Invertendo a situação, perguntaríamos a um pai, ou a uma mãe, qual foi a maior tristeza que o filho deu? Ou, qual foi a primeira vez que o filho os entristeceu? Provavelmente perguntas assim sejam as mais difíceis de responder.
Esperamos com ansiedade nosso filho. Nos privamos de muito em favor de sua saúde ainda no ventre da mãe. Procuramos o melhor modo de trazê-lo à luz e de recebê-lo em nossa casa, que, na verdade passa a ser regida pela conveniência dele. Como dizia a música: chegou “sua majestade o nenê”.
Há porventura algo que ele necessite em seus primeiros dias que não tentemos suprir? Ou algo em nossa rotina de vida que não seja modificada por sua simples presença?
Passam-se os dias e mesmo em meio a mordidas dolorosas a mãe não lhe nega o seio.
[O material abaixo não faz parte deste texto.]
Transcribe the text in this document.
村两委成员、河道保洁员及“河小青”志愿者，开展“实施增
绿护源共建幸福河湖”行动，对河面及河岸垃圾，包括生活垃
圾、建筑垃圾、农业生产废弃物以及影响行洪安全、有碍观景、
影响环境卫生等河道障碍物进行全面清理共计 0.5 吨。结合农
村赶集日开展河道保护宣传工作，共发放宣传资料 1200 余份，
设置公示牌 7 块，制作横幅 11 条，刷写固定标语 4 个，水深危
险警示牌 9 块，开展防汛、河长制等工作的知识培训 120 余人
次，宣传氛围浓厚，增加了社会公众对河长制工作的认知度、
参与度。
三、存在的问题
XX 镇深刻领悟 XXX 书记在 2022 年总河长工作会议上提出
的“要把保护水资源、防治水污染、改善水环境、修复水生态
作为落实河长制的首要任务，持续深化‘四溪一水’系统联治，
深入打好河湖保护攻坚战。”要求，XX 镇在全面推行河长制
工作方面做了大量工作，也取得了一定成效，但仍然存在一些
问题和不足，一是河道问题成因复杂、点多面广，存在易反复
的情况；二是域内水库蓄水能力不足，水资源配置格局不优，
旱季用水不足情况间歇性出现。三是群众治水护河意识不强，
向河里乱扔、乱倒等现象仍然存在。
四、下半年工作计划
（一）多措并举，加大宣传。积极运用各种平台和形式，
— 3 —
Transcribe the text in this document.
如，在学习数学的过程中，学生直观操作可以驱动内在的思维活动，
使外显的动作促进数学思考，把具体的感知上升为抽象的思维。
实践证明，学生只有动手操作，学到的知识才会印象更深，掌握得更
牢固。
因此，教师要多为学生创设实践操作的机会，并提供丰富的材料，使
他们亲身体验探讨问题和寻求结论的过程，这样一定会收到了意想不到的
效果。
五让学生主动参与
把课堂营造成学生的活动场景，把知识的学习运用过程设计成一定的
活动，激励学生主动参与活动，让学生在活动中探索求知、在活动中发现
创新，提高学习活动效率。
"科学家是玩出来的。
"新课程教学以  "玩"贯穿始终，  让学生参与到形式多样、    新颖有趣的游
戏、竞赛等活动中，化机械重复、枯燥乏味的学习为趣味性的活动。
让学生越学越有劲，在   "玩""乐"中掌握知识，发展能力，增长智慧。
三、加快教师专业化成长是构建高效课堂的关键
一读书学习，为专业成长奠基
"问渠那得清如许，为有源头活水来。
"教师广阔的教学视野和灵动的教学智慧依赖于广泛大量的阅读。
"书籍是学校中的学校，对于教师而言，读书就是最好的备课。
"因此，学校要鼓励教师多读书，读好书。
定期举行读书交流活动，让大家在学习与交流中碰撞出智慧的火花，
Em meio ao sono entrecortado não lhe é negado o acompanhamento e o conforto de fraldas secas.
Não sei exatamente quando, mas ainda bebê, os pais mais atentos descobrem que ele já é capaz de pequenas malandragens: As manhas de exigir colo. O choro impositor de sua vontade. O egocentrismo com que demanda a exclusividade da mãe.
Agostinho viu um gêmeo empurrando seu irmão para fora do outro seio materno da mãe que igualmente alimentava os dois.
Talvez não tenhamos pensado nisso – afinal quem de nós não gosta de ver uma criança explorando e descobrindo o mundo ao seu redor – mas, não há época em que o pecado se mostre tão ligado à nossa natureza quanto em nossas infâncias.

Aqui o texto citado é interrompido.